See this “Can I be Evicted During COVID-19” flowchart by Legal Services of South Central Michigan for more information. If you believe that you are being unlawfully evicted from your home or have questions about how COVID-19 impacts evictions, foreclosures or rent in the state of Michigan, consult these resources compiled by Michigan Legal Help.
Executive Order 2020-28 orders any local government water supplier to restore water service where water was shut off for non-payment. For other utilities such as electric and natural gas service, unlike some states, Michigan has not issued a moratorium on utility shutoffs. Some utility providers in Michigan have instituted special shut-off protections for low-income or vulnerable households (see DTE, Consumers Energy). You should reach out to your utility provider for more information. A list of all Michigan utility providers can be found online, or you can contact the Michigan Public Service Commission at 800-292-9555.
Michigan Public School top
On June 30, 2020 Governor Whitmer issued Executive Order 2020-142, a new plan to help Michigan School Districts create a structure for a COVID-19 Preparedness and Response Plan as they plan for a return of prek-12 education this Fall.
Depending on Michigan’s phase of re-opening, some school districts will have different plans on re-opening. However, the following will be included in every school district’s plan:
- Providing continuation of food distribution to all eligible students
- Offer alternative modes of instruction other than in person instruction
- Requiring the wearing of face coverings, except during meals for all students and staff
Each local school district must have an approved Preparedness Plan either seven days before the start of the school year or by August 15, 2020. By August 17, 2020, each school district must have posted their approved Preparedness Plan on the home page of their public internet sites. Further information can be found on the Governor’s website detailing the plan for schools here.
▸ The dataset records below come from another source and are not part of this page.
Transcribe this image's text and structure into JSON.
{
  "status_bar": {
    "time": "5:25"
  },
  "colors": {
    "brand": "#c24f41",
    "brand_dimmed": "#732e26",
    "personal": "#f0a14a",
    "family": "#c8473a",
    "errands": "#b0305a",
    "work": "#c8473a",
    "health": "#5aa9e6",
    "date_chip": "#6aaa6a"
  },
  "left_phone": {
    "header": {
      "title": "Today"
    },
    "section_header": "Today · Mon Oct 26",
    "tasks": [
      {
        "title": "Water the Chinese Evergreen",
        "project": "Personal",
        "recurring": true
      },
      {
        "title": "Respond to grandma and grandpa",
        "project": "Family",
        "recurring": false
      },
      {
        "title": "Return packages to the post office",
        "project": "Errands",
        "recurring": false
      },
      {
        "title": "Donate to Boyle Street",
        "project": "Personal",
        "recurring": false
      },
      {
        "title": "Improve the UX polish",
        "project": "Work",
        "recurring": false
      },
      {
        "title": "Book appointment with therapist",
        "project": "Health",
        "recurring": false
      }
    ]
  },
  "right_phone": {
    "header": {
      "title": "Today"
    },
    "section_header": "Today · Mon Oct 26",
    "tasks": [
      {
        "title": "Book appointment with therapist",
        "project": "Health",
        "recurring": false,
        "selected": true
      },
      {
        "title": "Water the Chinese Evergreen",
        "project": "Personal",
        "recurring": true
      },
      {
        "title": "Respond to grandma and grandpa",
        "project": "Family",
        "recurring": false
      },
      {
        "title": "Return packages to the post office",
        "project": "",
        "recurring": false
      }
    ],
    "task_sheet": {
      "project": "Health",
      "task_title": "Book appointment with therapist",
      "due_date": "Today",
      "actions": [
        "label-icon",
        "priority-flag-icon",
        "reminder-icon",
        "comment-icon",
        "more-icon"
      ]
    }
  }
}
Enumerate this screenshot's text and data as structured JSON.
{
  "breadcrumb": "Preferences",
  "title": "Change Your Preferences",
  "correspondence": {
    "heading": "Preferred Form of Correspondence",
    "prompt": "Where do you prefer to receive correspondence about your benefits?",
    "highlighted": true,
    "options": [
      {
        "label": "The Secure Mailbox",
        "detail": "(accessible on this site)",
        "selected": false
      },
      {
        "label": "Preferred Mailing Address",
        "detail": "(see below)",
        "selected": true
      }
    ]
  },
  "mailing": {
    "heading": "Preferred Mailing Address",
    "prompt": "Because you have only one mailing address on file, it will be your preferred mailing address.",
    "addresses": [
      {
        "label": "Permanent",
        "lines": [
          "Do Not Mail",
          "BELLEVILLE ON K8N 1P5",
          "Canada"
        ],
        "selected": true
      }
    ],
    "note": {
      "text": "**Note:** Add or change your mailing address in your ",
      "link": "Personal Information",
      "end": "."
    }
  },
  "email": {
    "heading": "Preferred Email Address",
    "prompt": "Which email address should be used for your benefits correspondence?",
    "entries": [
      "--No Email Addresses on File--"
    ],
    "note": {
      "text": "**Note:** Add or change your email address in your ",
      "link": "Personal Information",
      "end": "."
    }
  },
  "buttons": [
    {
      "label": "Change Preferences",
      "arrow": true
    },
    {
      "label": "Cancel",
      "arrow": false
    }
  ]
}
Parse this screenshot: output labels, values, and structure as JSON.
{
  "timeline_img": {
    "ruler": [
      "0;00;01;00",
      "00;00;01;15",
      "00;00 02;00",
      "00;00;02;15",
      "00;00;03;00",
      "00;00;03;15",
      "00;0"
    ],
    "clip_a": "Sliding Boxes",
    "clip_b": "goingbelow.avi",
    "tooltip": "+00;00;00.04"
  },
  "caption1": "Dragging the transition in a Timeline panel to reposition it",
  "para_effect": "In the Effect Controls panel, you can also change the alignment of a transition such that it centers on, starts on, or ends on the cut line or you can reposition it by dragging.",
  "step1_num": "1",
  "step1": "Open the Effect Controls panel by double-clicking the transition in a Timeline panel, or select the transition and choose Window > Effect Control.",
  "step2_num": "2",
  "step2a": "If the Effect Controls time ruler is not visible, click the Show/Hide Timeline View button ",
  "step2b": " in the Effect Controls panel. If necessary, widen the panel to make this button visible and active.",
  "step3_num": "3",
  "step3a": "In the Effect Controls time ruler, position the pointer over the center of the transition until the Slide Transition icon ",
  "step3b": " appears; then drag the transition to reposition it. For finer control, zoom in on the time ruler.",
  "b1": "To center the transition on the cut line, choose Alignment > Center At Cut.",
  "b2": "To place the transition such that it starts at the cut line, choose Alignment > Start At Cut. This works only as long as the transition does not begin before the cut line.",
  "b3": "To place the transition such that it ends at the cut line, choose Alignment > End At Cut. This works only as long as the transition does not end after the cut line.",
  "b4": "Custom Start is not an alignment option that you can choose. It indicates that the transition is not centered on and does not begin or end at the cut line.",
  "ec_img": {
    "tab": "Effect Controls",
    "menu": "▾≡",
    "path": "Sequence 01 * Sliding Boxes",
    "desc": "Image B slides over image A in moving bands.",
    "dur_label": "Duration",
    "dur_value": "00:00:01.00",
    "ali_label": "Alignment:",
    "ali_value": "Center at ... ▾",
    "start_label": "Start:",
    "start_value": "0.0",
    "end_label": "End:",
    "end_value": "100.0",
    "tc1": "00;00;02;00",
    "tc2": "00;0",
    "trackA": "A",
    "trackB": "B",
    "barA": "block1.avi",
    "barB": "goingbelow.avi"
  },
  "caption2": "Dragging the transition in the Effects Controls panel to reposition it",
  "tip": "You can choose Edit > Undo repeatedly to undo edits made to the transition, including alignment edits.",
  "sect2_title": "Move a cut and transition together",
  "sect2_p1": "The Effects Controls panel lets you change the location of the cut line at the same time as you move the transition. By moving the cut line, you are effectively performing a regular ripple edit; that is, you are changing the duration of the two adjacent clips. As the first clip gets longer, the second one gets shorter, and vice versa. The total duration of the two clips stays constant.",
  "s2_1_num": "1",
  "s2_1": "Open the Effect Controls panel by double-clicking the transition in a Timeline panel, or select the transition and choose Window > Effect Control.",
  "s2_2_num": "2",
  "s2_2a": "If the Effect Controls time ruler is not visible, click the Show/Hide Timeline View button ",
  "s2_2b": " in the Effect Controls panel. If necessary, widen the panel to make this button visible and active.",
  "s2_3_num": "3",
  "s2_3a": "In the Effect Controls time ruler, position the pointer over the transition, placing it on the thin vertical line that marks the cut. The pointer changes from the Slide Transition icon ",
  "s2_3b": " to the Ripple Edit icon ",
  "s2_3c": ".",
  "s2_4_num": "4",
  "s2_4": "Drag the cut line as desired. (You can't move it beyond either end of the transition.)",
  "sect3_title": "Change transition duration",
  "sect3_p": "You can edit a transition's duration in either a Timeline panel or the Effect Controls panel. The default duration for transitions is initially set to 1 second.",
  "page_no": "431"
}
- Elementary School: The Michigan Education Association has at-home resources for elementary students and parents.
- High School: Advance Placement (AP) exams will be administered online. AP Program updates and free, live AP review lessons can be found here. Michigan College Access Network has a website of resources, ranging from coronavirus fact sheets to college admission status updates.
- Students with Exceptional Learning Needs: Detroit Public Schools has a list of free learning opportunities—as well as contact information—for students with disabilities and exceptional student education (ESE) students here.
General Education Resources
Internet: This website provides free/low-cost internet options.
Learning Tools: Michigan Virtual is a nonprofit that offers seventy K-12 courses for free to educators and parents. Crash Course offers videos on many subjects, from world history to astronomy. Additional free online education resources can be found here.
Child Care: If you’re a healthcare worker, first responder, or other designated essential worker, your employer may be operating a childcare center during the outbreak. You can also fill out this form to get connected to a local childcare provider.